DOI: 10.1044/2024_jslhr-23-00707 ISSN: 1092-4388

Exploring Online Communication in Self-Identified Autistic Adolescents

Morgan Oates, Rebecca McCauley, Allison Bean
  • Speech and Hearing
  • Linguistics and Language
  • Language and Linguistics


Social media sites provide autistic youth a familiar space to interact that is devoid of many of the challenges that accompany face-to-face interactions. As such, it is important to determine whether the linguistic profiles observed during online interactions are consistent with face-to-face interactions. This preliminary study took a step in this direction by examining gender differences observed in autistic adolescents in an online forum to determine whether they are consistent with the emerging body of research investigating linguistic gender differences in autistic adolescents.

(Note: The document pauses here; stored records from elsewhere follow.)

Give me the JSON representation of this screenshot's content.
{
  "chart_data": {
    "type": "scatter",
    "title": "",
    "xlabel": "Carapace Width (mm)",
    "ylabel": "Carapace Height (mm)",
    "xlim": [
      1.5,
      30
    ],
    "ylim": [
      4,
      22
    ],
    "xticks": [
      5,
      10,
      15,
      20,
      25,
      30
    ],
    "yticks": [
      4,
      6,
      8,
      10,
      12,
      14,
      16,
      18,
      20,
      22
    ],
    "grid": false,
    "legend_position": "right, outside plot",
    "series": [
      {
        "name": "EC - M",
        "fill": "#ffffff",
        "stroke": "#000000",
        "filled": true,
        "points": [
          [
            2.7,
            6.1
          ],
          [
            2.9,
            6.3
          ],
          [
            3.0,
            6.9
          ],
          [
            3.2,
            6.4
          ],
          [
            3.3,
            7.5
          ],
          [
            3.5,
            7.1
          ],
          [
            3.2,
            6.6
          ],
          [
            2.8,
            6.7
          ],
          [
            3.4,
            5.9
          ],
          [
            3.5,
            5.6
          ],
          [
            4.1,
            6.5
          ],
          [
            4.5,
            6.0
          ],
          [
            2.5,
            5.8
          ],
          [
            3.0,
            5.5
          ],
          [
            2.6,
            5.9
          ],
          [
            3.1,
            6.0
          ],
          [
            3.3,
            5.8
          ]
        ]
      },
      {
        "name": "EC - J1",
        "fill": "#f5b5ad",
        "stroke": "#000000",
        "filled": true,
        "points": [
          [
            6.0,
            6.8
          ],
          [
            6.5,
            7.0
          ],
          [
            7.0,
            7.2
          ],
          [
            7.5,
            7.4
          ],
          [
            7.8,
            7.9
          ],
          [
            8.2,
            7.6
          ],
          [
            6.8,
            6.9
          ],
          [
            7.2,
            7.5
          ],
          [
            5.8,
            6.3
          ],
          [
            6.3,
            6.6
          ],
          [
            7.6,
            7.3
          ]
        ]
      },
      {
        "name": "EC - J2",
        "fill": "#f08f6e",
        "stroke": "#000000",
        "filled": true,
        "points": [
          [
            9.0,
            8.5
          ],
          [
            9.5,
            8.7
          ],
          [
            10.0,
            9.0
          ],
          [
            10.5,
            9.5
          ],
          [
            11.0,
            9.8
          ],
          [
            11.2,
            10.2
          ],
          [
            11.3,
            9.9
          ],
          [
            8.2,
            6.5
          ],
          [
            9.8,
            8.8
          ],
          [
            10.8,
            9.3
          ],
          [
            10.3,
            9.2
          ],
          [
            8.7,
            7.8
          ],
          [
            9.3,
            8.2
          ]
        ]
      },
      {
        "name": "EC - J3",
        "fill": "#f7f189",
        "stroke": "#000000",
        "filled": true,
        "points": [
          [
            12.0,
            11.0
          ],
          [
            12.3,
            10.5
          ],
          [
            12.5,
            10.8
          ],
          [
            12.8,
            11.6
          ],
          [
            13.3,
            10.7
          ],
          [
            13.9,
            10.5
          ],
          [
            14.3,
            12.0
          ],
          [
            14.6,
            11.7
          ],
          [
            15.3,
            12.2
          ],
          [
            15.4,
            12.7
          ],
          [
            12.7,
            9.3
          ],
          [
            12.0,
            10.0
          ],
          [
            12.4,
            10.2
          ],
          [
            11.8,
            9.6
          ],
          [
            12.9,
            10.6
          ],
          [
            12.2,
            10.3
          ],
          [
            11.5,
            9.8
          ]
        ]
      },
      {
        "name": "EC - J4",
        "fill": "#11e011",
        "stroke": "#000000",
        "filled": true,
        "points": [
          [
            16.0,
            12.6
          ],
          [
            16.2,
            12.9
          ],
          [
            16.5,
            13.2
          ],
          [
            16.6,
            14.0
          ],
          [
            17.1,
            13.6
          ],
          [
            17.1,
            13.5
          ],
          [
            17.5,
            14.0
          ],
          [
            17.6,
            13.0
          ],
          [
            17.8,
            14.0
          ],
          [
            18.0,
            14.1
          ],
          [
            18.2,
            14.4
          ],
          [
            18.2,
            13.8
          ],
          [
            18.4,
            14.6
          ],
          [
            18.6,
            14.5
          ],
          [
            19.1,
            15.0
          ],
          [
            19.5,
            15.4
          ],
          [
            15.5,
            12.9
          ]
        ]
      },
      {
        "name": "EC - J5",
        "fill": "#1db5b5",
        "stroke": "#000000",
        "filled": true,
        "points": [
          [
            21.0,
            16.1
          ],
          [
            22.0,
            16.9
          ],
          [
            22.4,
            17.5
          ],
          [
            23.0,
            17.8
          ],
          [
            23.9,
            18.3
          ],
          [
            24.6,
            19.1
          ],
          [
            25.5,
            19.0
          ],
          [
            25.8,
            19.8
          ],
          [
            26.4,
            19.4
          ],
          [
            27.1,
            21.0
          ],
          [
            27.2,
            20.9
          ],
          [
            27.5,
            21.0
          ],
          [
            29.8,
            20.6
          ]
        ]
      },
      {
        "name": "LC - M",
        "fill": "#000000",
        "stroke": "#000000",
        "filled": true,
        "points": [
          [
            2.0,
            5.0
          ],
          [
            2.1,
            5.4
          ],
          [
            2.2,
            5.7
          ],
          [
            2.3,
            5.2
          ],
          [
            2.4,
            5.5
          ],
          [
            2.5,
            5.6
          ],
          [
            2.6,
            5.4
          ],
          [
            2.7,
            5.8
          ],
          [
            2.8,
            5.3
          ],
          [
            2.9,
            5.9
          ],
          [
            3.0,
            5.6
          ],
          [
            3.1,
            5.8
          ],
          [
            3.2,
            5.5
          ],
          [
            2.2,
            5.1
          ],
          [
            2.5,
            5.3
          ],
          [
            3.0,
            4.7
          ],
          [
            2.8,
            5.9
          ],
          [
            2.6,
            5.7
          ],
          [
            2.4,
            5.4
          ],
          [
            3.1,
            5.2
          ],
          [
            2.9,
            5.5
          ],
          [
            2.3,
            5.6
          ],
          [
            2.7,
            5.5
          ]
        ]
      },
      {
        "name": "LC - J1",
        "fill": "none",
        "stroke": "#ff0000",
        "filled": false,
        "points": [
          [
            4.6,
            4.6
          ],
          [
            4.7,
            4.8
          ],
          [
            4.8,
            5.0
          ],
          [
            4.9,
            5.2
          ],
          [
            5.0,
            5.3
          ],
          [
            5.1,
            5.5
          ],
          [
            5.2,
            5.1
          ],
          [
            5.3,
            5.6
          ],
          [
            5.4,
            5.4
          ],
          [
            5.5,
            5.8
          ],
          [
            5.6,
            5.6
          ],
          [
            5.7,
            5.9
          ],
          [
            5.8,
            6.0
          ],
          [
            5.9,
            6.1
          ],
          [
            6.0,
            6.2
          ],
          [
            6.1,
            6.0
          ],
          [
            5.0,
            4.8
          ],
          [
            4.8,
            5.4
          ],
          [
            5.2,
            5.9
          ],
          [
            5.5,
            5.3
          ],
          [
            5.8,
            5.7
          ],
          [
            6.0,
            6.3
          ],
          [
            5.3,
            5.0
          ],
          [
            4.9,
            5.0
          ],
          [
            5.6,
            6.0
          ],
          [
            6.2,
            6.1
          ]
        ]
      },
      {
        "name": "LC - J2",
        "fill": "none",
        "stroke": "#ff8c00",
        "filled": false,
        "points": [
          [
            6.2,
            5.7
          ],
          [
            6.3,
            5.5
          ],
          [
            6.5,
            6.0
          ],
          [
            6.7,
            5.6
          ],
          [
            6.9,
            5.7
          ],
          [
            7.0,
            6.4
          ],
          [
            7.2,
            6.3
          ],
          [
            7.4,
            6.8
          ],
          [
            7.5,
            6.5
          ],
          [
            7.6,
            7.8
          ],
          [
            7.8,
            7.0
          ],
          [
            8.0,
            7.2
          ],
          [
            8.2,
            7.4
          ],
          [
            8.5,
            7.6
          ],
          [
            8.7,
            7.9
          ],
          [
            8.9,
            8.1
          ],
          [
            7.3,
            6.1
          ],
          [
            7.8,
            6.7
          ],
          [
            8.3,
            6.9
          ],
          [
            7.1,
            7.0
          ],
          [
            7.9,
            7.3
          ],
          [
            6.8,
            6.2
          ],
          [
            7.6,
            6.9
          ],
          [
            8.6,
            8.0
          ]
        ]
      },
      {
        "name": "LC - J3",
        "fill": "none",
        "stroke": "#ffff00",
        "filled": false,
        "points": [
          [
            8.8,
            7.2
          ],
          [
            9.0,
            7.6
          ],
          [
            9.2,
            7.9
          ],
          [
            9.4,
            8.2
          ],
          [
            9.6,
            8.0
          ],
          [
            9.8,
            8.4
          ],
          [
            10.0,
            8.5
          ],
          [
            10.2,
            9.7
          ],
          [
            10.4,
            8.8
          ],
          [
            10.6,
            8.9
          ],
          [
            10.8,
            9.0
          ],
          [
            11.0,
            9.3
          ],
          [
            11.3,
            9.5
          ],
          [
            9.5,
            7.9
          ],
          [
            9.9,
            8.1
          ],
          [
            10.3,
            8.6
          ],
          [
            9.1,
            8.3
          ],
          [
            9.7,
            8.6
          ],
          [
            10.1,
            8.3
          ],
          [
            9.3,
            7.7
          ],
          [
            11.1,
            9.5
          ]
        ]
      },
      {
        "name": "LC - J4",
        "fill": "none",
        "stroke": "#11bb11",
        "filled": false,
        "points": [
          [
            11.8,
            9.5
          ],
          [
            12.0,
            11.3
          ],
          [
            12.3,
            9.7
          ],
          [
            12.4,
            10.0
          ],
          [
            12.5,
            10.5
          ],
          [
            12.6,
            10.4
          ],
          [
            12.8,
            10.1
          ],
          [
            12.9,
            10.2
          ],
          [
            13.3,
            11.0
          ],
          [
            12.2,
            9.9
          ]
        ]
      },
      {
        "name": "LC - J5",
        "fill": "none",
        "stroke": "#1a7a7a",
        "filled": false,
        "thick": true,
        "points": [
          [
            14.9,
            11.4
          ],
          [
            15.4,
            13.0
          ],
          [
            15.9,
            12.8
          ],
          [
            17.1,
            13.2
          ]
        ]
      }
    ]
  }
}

We analyzed the entries of self-identified autistic adolescents in an online forum to determine whether autistic girls ( n = 99) and boys ( n = 94) differ in their use of linguistic features as a proportion of total words produced. Transcriptions were coded across discourse, lexical, and semantic features and compared to previous research investigating linguistic gender differences in autistic people. Exploratory comparisons were also made to linguistic gender differences in neurotypical people.


Of the linguistic features we examined, three out of four of the gendered usage patterns observed in the online forum language samples were consistent with previous research on face-to-face communication for autistic adolescents. Only one feature out of 12 occurred in the same gender distribution as previous research on neurotypical communication.


Autistic girls and boys demonstrate largely consistent gender differences in their language use across in-person and online communication contexts. Interestingly, most of the significant gender differences previously reported in neurotypical communicators were not seen in this sample of autistic adolescents, suggesting that perhaps autistic individuals may linguistically express gender characteristics to a different extent or in a different manner than neurotypical individuals.